= 1950 Nairobi general strike =

Nine-day general strike in Kenya

The 1950 Nairobi general strike was a nine-day general strike led by the East African Trades Union Congress (EAUTC) that took place in Nairobi, Kenya, in the spring of 1950.

On 15 May 1950, union leaders Makhan Singh and Fred Kubai, under charges of being officers of an unregistered trade union whose registration had been refused, as per section 8 and 10 of the Trades Unions and Trades Disputes Ordinance, 1943. After the arrests, police cordoned off the EAUTC offices, blocking the EAUTC central council from having access to it.

In response, the remaining EAUTC leadership announced their intentions to start a general strike at 14:00 the next day. By the end of the day, however, so many people had already walked out that the strike was already underway. The strikers demanded the release of Kubai and Singh, an end to workers being arrested in their homes in the middle of the night, the setting of a legal minimum wage, various employee benefits such as sick leave, and the changes to taxi driver municipal by-laws.

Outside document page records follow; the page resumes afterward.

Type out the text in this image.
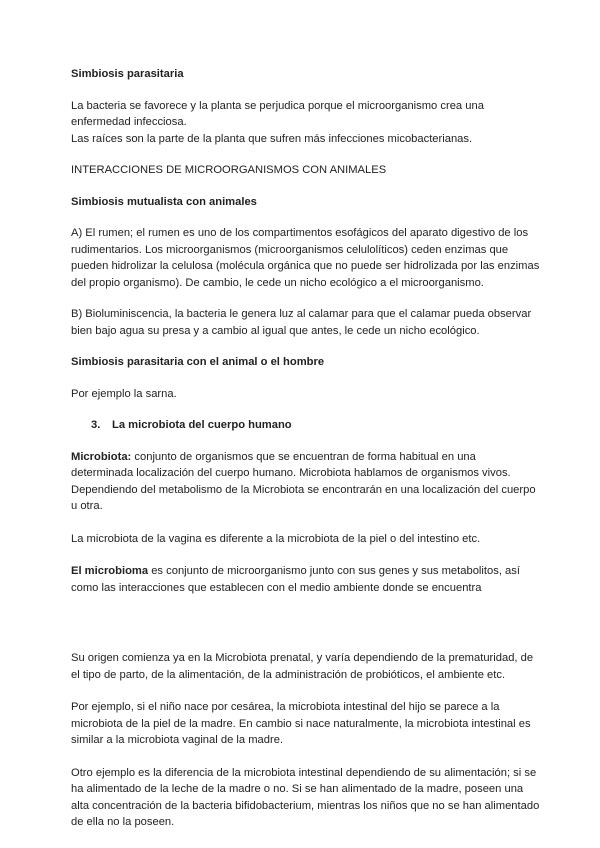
Simbiosis parasitaria

La bacteria se favorece y la planta se perjudica porque el microorganismo crea una enfermedad infecciosa.

Las raíces son la parte de la planta que sufren más infecciones micobacterianas.

INTERACCIONES DE MICROORGANISMOS CON ANIMALES

Simbiosis mutualista con animales

A) El rumen; el rumen es uno de los compartimentos esofágicos del aparato digestivo de los rudimentarios. Los microorganismos (microorganismos celulolíticos) ceden enzimas que pueden hidrolizar la celulosa (molécula orgánica que no puede ser hidrolizada por las enzimas del propio organismo). De cambio, le cede un nicho ecológico a el microorganismo.

B) Bioluminiscencia, la bacteria le genera luz al calamar para que el calamar pueda observar bien bajo agua su presa y a cambio al igual que antes, le cede un nicho ecológico.

Simbiosis parasitaria con el animal o el hombre

Por ejemplo la sarna.

3.	La microbiota del cuerpo humano

Microbiota: conjunto de organismos que se encuentran de forma habitual en una determinada localización del cuerpo humano. Microbiota hablamos de organismos vivos. Dependiendo del metabolismo de la Microbiota se encontrarán en una localización del cuerpo u otra.

La microbiota de la vagina es diferente a la microbiota de la piel o del intestino etc.

El microbioma es conjunto de microorganismo junto con sus genes y sus metabolitos, así como las interacciones que establecen con el medio ambiente donde se encuentra

Su origen comienza ya en la Microbiota prenatal, y varía dependiendo de la prematuridad, de el tipo de parto, de la alimentación, de la administración de probióticos, el ambiente etc.

Por ejemplo, si el niño nace por cesárea, la microbiota intestinal del hijo se parece a la microbiota de la piel de la madre. En cambio si nace naturalmente, la microbiota intestinal es similar a la microbiota vaginal de la madre.

Otro ejemplo es la diferencia de la microbiota intestinal dependiendo de su alimentación; si se ha alimentado de la leche de la madre o no. Si se han alimentado de la madre, poseen una alta concentración de la bacteria bifidobacterium, mientras los niños que no se han alimentado de ella no la poseen.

Located between Nairobi's industrial area and the city's railway station, Kaloleni Valley became one of the epicentres of the strike, with multiple demonstrations being held there and a large bonfire being lit to symbolise the continuation of the strike. Strikebreakers had their heads shaved in the Valley and were forced to clean the local toilets. Local women played a significant role in the organisation of the strike and in maintaining supply lines.

The colonial government reacted strongly, quickly declaring the strike illegal under the Essential Services Ordinance and sending vans with loudspeakers around the city to broadcast the government's position. The government also attempted to break the strike by sending in armoured cars, firing tear gas at demonstrations, and making hundreds of arrests. The Kenya Police Reserve and the Criminal Investigation Department conducted surveillance and infiltration of the strike, with snatch squads being assigned to kidnap union leaders.

By June 1950, the strike had come to an end.

==Sources==
- David Hyde, "The Nairobi General Strike [1950]: from Protest to Insurgency", in The Urban Experience in Eastern Africa [A. Burton editor], the British Institute in Eastern Africa, 2002. ISBN 1-872566-26-X.